If you think you might have shingles around the ear, see a doctor as soon as possible. If treatment is required, it works best if it is started early. However, not all cases of shingles need treatment.
See the separate leaflet called Shingles (Herpes Zoster) for more information.
What should I do if I have earache?
If you feel well in yourself and have an earache, you may be able to treat yourself with simple painkillers. Paracetamol or ibuprofen, if you can take it, usually works well for ear pain. However, a person with earache should see a doctor if:
- They are unwell in themself with other symptoms such as a high temperature (fever), a rash, being sick (vomiting), confusion or drowsiness.
- They are younger than 3 months.
- They are younger than 6 months and have a temperature of more than 38°C.
- They are younger than 2 years and have pain in both ears.
- The earache has not improved after four days.
- The ear is discharging.
- There is something stuck in the ear.
- The pain is very severe and simple painkillers are not helping.
- They have other illnesses which might affect their ability to fight off an infection.
Other ear problems
Discharge from the ear
A number of different conditions can cause discharge from the ear. Many of these are discussed in the sections above. The more common ones include:
- A burst (perforated) eardrum. This is discussed above in the trauma and injury section. Another common cause of a perforated eardrum is otitis media, also discussed above. In this condition the inflamed eardrum becomes so stretched that it bursts. The infected pus (mucus) in the middle ear then leaks out along the ear canal and can be seen. Typically, when this happens, a child has had an earache for a few days and then it suddenly becomes worse. Then the pus appears and usually the pain improves. This is because the eardrum is not being stretched so tightly anymore. An eardrum burst in this way usually heals up very well. However, antibiotics may be prescribed for the infection, so see your doctor.

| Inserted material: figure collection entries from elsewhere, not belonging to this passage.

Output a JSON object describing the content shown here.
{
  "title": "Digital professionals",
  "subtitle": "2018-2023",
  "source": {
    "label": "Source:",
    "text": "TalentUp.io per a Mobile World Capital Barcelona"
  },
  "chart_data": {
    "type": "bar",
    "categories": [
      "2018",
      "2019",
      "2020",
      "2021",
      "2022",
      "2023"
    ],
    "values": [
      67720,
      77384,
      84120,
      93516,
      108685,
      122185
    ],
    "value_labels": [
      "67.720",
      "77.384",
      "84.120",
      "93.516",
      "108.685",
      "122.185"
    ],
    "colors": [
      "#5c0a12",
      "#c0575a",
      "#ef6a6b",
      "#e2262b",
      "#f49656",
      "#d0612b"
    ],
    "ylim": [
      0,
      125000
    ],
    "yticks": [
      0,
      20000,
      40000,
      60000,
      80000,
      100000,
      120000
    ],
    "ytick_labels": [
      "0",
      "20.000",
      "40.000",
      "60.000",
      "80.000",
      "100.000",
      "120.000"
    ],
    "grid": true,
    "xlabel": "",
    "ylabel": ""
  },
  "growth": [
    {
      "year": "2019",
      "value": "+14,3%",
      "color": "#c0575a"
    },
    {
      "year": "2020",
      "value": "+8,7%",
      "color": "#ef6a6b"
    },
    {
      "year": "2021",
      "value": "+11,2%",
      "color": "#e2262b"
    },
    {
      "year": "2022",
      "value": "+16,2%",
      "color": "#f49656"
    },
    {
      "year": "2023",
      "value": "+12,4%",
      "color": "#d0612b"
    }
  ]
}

- Outer ear infection (otitis externa).
- A foreign body in the ear.
Rare causes include:
- A cholesteatoma. This is the name for a build-up of cells causing a lump behind the eardrum. For more information, see the separate leaflet called Cholesteatoma.
- Skull fractures.
Normally you will need to see a doctor to establish the cause of the discharge and the best treatment.

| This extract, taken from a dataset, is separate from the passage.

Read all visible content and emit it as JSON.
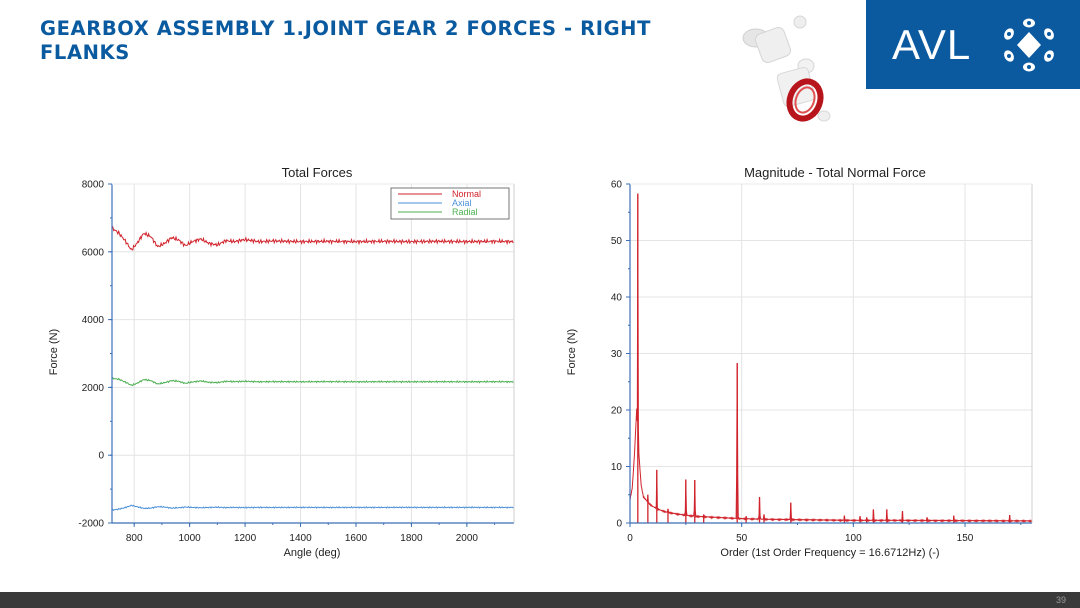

This is discussed in full in a separate leaflet called Glue Ear. It is a condition where the middle ear fills up with a glue-like fluid instead of air. It usually occurs in children who have had a number of middle ear infections. It causes dulled hearing. Occasionally it can cause earache.
Tinnitus is a ringing or buzzing noise heard inside the ear. It is discussed in full in a separate leaflet called Tinnitus. The most common cause for this is age-related changes in the ear. This occurs commonly along with age-related hearing loss. Sometimes it is caused by another condition, such as Ménière’s disease, noise damage or ear infections. Your doctor will rule out an underlying cause.
Hearing loss (deafness)
Many of the conditions discussed elsewhere in this leaflet can cause hearing loss. One of the main functions of your ear is to allow you to hear. Therefore almost anything that goes wrong with it can affect your hearing. Depending on the condition this can be temporary or permanent, treatable or not. If the hearing loss comes on suddenly with earache and/or discharge, it is most likely to be due to an infection. If it comes on gradually as you get older, it is more likely to be due to age-related hearing loss (presbyacusis). Wax is a common, easily treated cause of hearing loss. In children, glue ear is a common cause of hearing loss.
See your doctor if you have hearing loss. They will be able to establish the cause. Depending on the cause, they may be able to treat it. Even if it can’t be treated (for example, age-related hearing loss), your doctor will be able to refer you for hearing aids. These can make an enormous difference to your life.